La première, c’est l’étiquette. Celui qui regarde sait ce qu’il regarde, et il le sait sans avoir à le chercher.
La deuxième est judiciaire. Celui qui a mis la vidéo en ligne a coché une case en connaissance de cause, il avait donc toutes les informations pour savoir ce qu’il était en train de faire. Ça change complètement la position de la personne dont le visage a été utilisé le jour où elle veut se défendre.
La troisième est la plus opérationnelle : la plateforme peut repérer ce type de contenu très tôt, avant qu’il devienne viral. Aujourd’hui on réagit à une plainte, une fois que la vidéo a déjà tourné. Là, il y avait un doute dès le départ, et on peut couper.
L’open source perce forcément ce dispositif. Un modèle publié avec un filigrane peut être réentraîné pour ne plus le porter, et il le sera. Mais c’est un raisonnement de sécurité comme un autre : il y a toujours des gens qui passent les barrières, et au fur et à mesure qu’on augmente la barrière à l’entrée, ça devient beaucoup plus coûteux de la franchir. Statistiquement, ça réduit quand même le nombre de gens qui vont le faire, surtout quand ce qu’ils veulent faire est frauduleux.
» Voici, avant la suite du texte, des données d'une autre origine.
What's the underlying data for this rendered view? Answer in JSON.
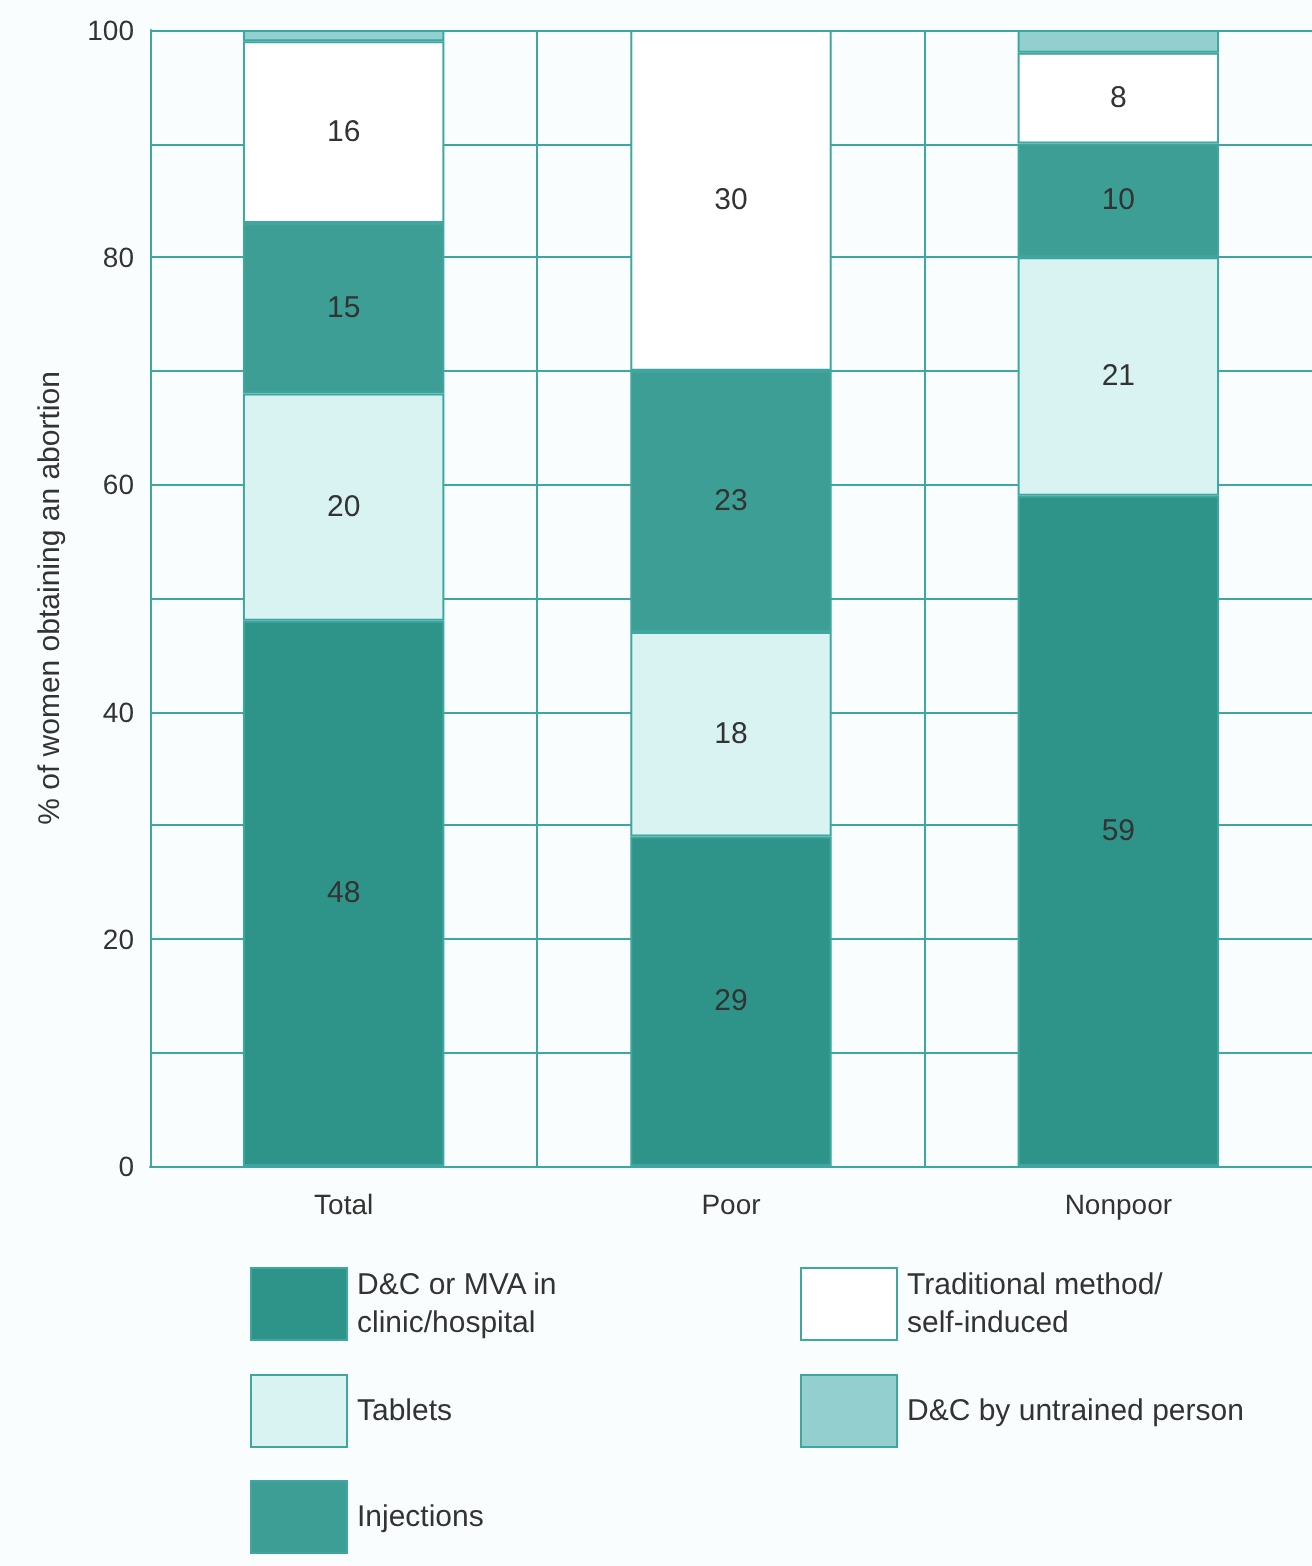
{
  "chart_data": {
    "type": "bar",
    "stacked": true,
    "ylabel": "% of women obtaining an abortion",
    "categories": [
      "Total",
      "Poor",
      "Nonpoor"
    ],
    "series": [
      {
        "name": "D&C or MVA in clinic/hospital",
        "color": "#2e948a",
        "values": [
          48,
          29,
          59
        ],
        "value_labels": [
          "48",
          "29",
          "59"
        ]
      },
      {
        "name": "Tablets",
        "color": "#d9f2f2",
        "values": [
          20,
          18,
          21
        ],
        "value_labels": [
          "20",
          "18",
          "21"
        ]
      },
      {
        "name": "Injections",
        "color": "#3c9e95",
        "values": [
          15,
          23,
          10
        ],
        "value_labels": [
          "15",
          "23",
          "10"
        ]
      },
      {
        "name": "Traditional method/ self-induced",
        "color": "#ffffff",
        "values": [
          16,
          30,
          8
        ],
        "value_labels": [
          "16",
          "30",
          "8"
        ]
      },
      {
        "name": "D&C by untrained person",
        "color": "#93cfcf",
        "values": [
          1,
          null,
          2
        ],
        "value_labels": [
          null,
          null,
          null
        ]
      }
    ],
    "ylim": [
      0,
      100
    ],
    "yticks": [
      0,
      {
        "value": 10,
        "label": null
      },
      20,
      {
        "value": 30,
        "label": null
      },
      40,
      {
        "value": 50,
        "label": null
      },
      60,
      {
        "value": 70,
        "label": null
      },
      80,
      {
        "value": 90,
        "label": null
      },
      100
    ],
    "grid": true,
    "legend": "bottom"
  }
}
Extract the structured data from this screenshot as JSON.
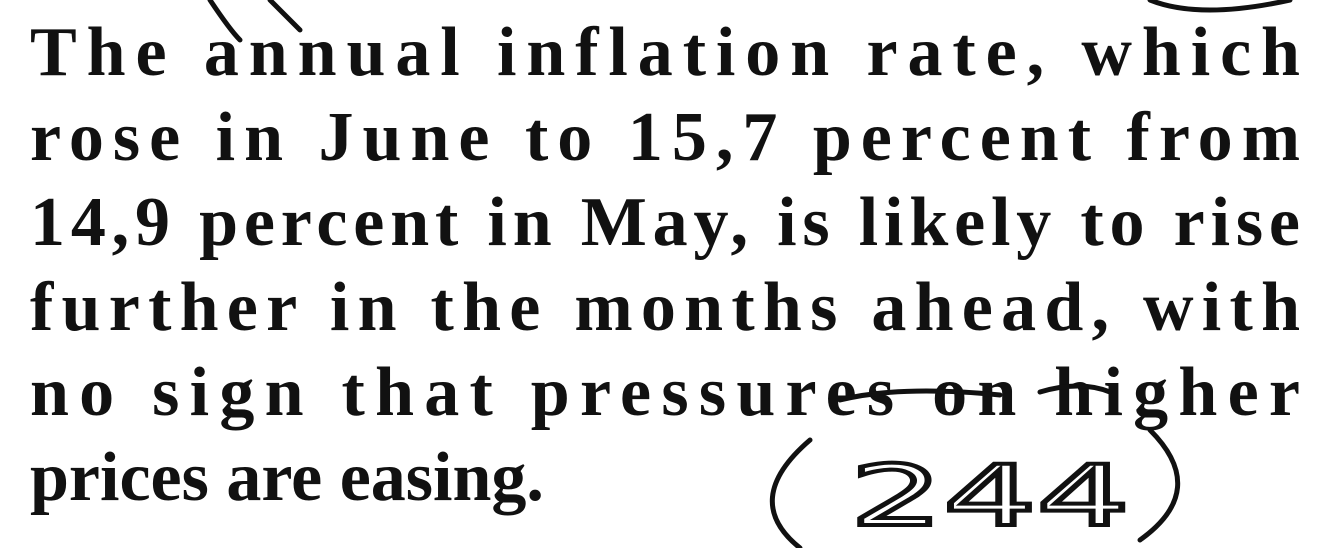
{
  "document": {
    "lines": [
      "The annual inflation rate, which",
      "rose in June to 15,7 percent from",
      "14,9 percent in May, is likely to rise",
      "further in the months ahead, with",
      "no sign that pressures on higher",
      "prices are easing."
    ],
    "annotation": "244"
  }
}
Il reste un domaine où je n’ai rien à proposer, et je pense qu’il est encore plus dur à traiter que celui-là : les agents autonomes qui publient du texte. Filigraner du texte est possible quand il est long, ça devient très compliqué quand il est court, et le texte est aussi ce qui se produit en plus grande quantité. C’est un autre problème.
Pour l’image et la vidéo, en tout cas, la partie technique est à peu près là. Ce qui manque est une décision, celle de dire que reconnaître une copie n’est pas le travail de celui qui la regarde. Et cette décision-là, contrairement au filigrane, on pouvait la prendre il y a cinq ans.